Long-term trends in the intensity and relative toxicity of herbicide use:

>Although GE crops have been previously implicated in increasing herbicide use, herbicide increases were more rapid in non-GE crops. Even as herbicide use increased, chronic toxicity associated with herbicide use decreased in two out of six crops, while acute toxicity decreased in four out of six crops. In the final year for which data were available (2014 or 2015), glyphosate accounted for 26% of maize, 43% of soybean and 45% of cotton herbicide applications.
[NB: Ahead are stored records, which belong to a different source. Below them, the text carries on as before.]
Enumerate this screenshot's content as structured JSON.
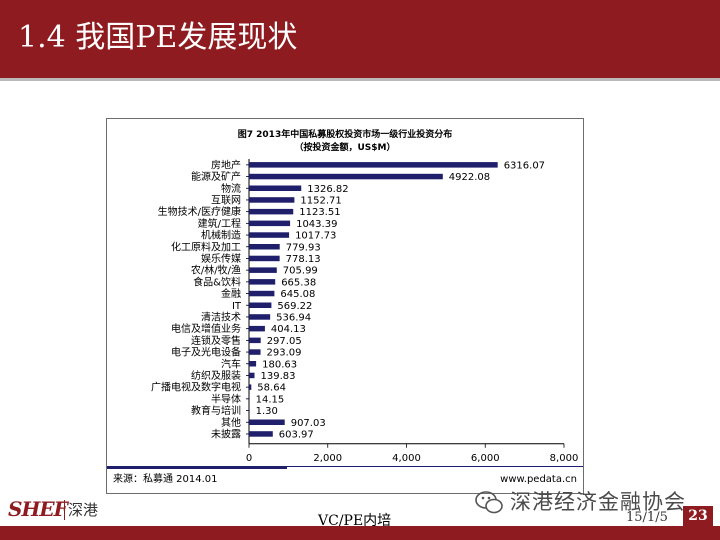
{
  "slide": {
    "title": "1.4 我国PE发展现状",
    "footer_center": "VC/PE内培",
    "footer_date": "15/1/5",
    "page_number": "23",
    "watermark": "深港经济金融协会",
    "logo_text": "SHEF",
    "logo_cn": "深港"
  },
  "colors": {
    "brand_red": "#8e1b20",
    "bar": "#1f1f6b"
  },
  "chart_data": {
    "type": "bar",
    "orientation": "horizontal",
    "title": "图7 2013年中国私募股权投资市场一级行业投资分布",
    "subtitle": "（按投资金额，US$M）",
    "categories": [
      "房地产",
      "能源及矿产",
      "物流",
      "互联网",
      "生物技术/医疗健康",
      "建筑/工程",
      "机械制造",
      "化工原料及加工",
      "娱乐传媒",
      "农/林/牧/渔",
      "食品&饮料",
      "金融",
      "IT",
      "清洁技术",
      "电信及增值业务",
      "连锁及零售",
      "电子及光电设备",
      "汽车",
      "纺织及服装",
      "广播电视及数字电视",
      "半导体",
      "教育与培训",
      "其他",
      "未披露"
    ],
    "values": [
      6316.07,
      4922.08,
      1326.82,
      1152.71,
      1123.51,
      1043.39,
      1017.73,
      779.93,
      778.13,
      705.99,
      665.38,
      645.08,
      569.22,
      536.94,
      404.13,
      297.05,
      293.09,
      180.63,
      139.83,
      58.64,
      14.15,
      1.3,
      907.03,
      603.97
    ],
    "value_labels": [
      "6316.07",
      "4922.08",
      "1326.82",
      "1152.71",
      "1123.51",
      "1043.39",
      "1017.73",
      "779.93",
      "778.13",
      "705.99",
      "665.38",
      "645.08",
      "569.22",
      "536.94",
      "404.13",
      "297.05",
      "293.09",
      "180.63",
      "139.83",
      "58.64",
      "14.15",
      "1.30",
      "907.03",
      "603.97"
    ],
    "x_ticks": [
      "0",
      "2,000",
      "4,000",
      "6,000",
      "8,000"
    ],
    "xlim": [
      0,
      8000
    ],
    "source": "来源：私募通 2014.01",
    "source_url": "www.pedata.cn",
    "grid": false
  }
}
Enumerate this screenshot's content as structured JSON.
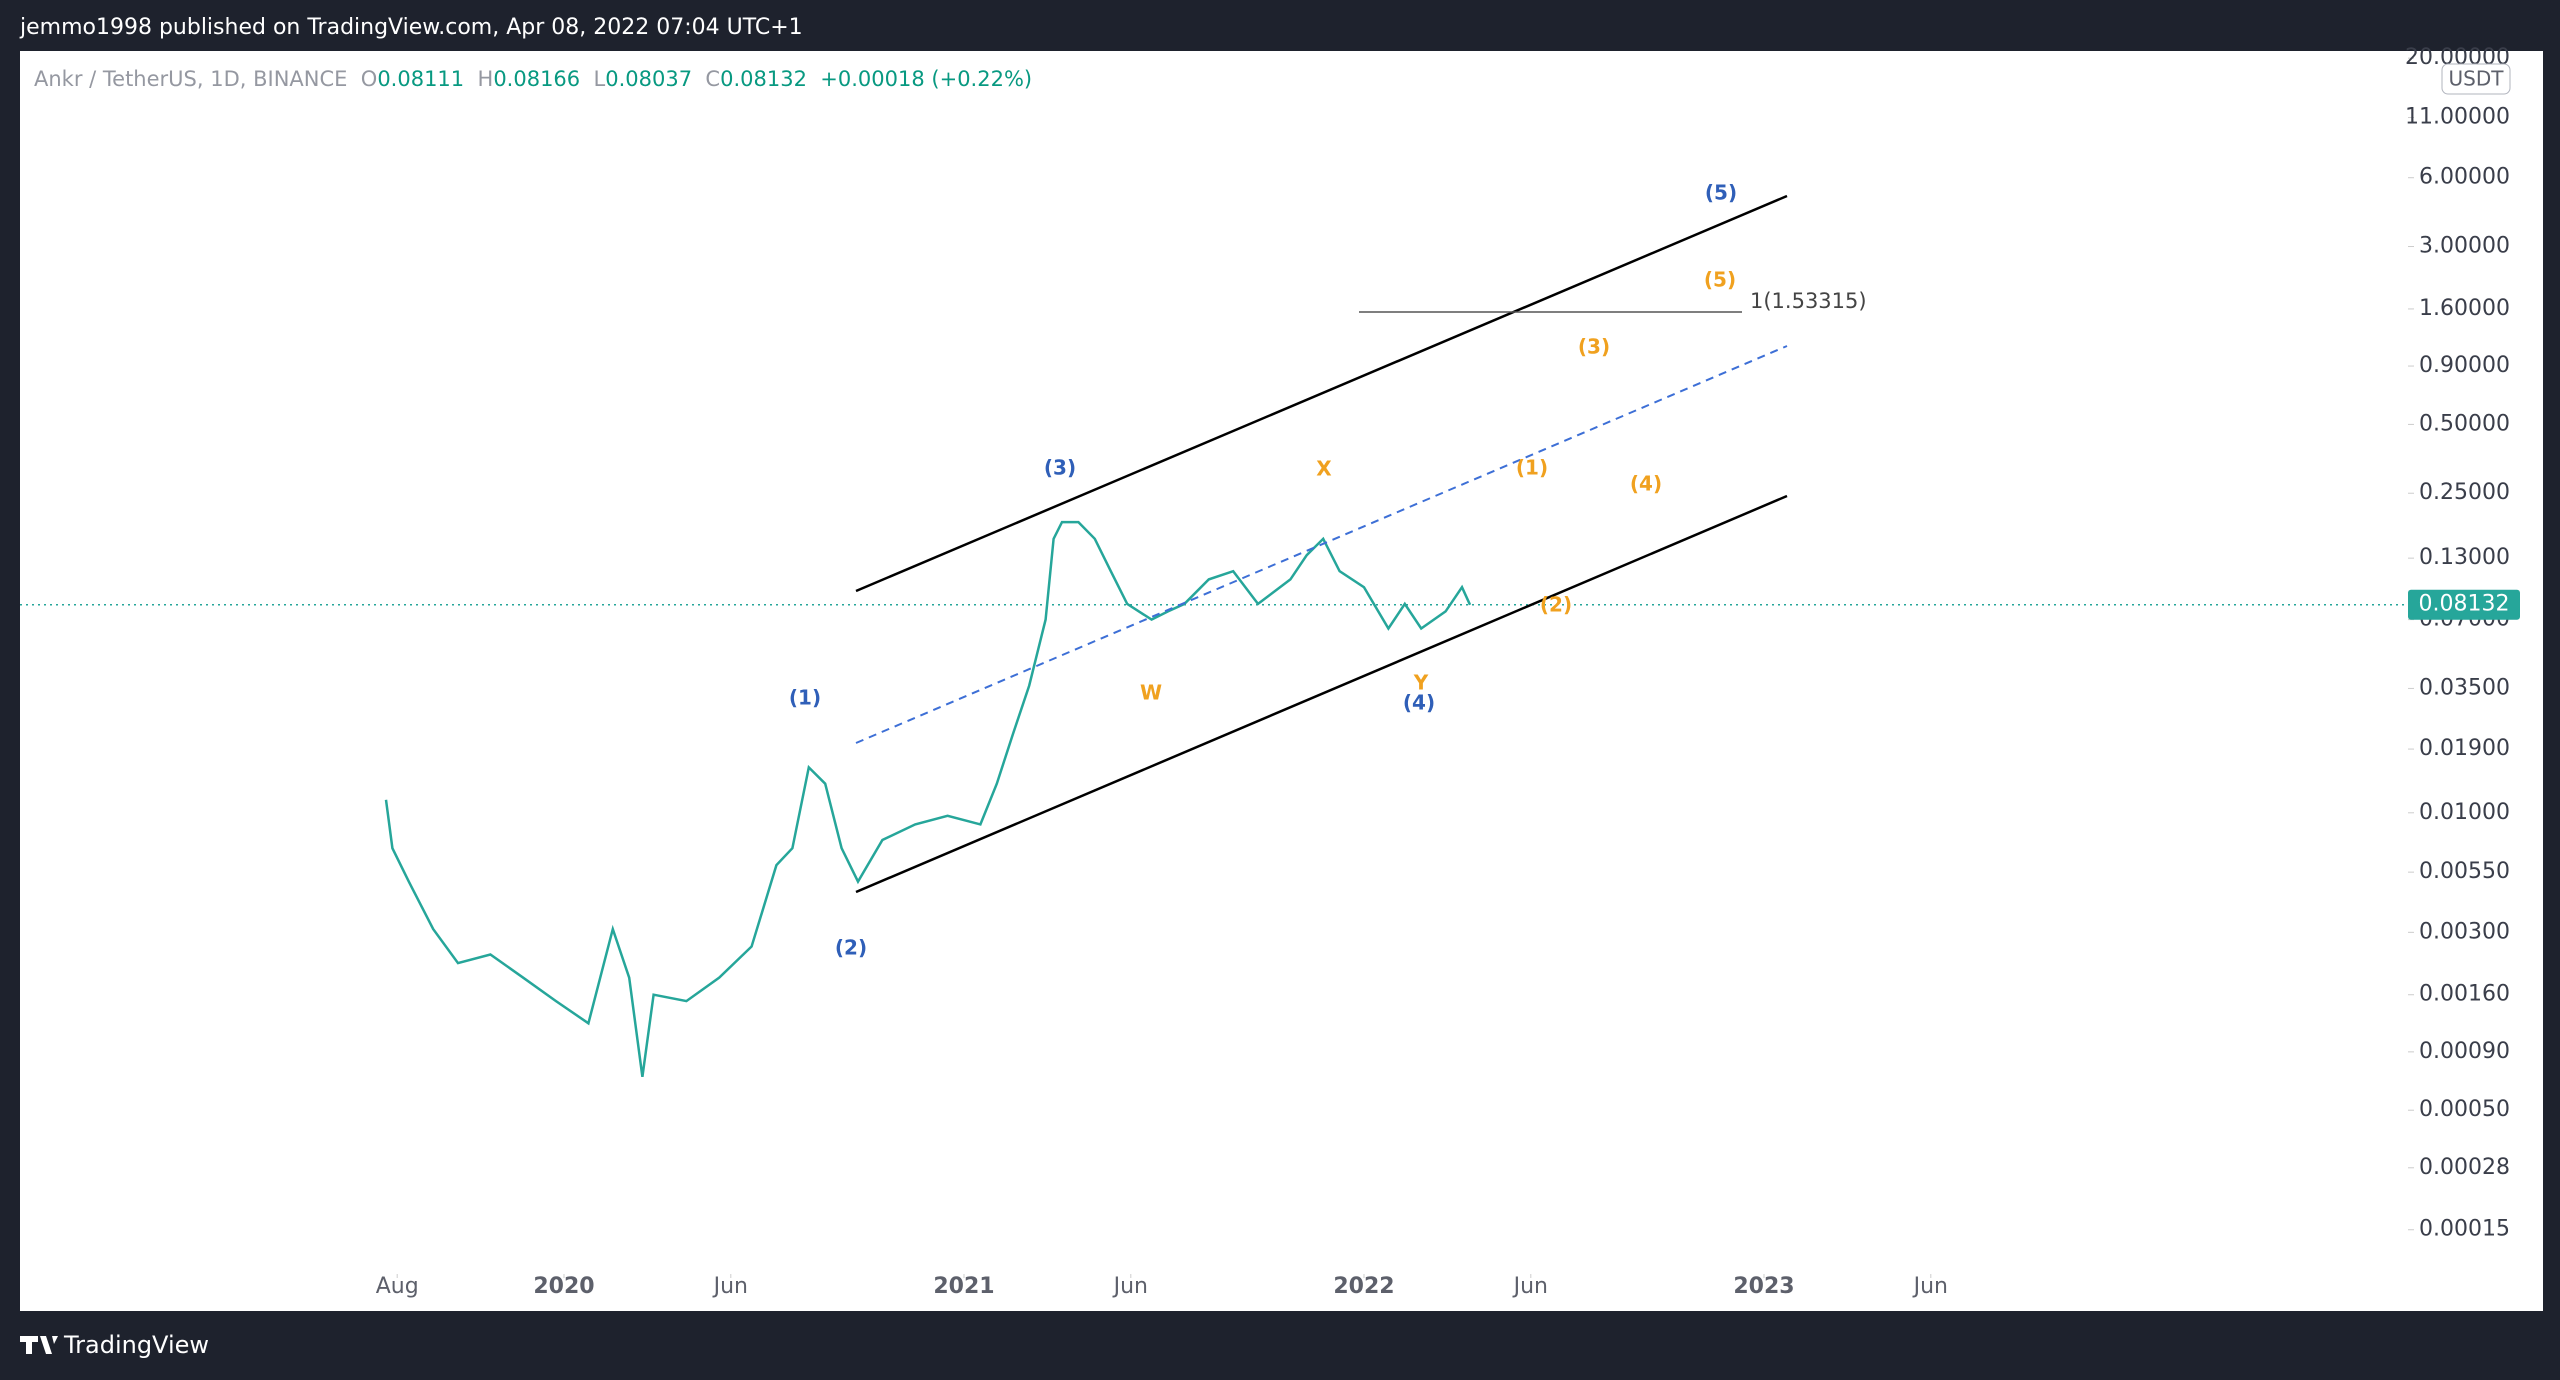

However, due to relatively low chronic toxicity, glyphosate contributed only 0.1, 0.3 and 3.5% of the chronic toxicity hazard in those crops, respectively.

Glyphosate in particular is practically nontoxic to humans.

Dietary (food and drinking water) exposure associated with the use of glyphosate is not expected to pose a risk of concern to human health.

After almost forty years of commercial use, and multiple regulatory approvals including toxicology evaluations, literature reviews, and numerous human health risk assessments, the clear and consistent conclusions are that glyphosate is of low toxicological concern, and no concerns exist with respect to glyphosate use and cancer in humans.

“There are over 60 genotoxicity studies on glyphosate with none showing results that should cause alarm relating to any likely human exposure. For human epidemiological studies there are 7 cohort and 14 case control studies, none of which support carcinogenicity. The weight of evidence is against carcinogenicity.”

Answer

I am an Agronomist in North Dakota. Here glyphosate is not labeled for pre harvest dessication of Oat. It can, and is often used for killing weeds before crop emergence. Glyphosate is labeled for pre harvest dessication of lentils and I while I do not monitor any lentil fields I would guess that it is used regularly to facilitate harvest efficiency. By label a farmer must wait 7 days after spraying glyphosate to harvest lentils and since plants killed with glyphosate are slow to dry down I think harvest probably occurs more like 10-14 days after application with good weather.

In either of these two crops glyphosate cannot be used during the growing season since it would kill oats or lentils.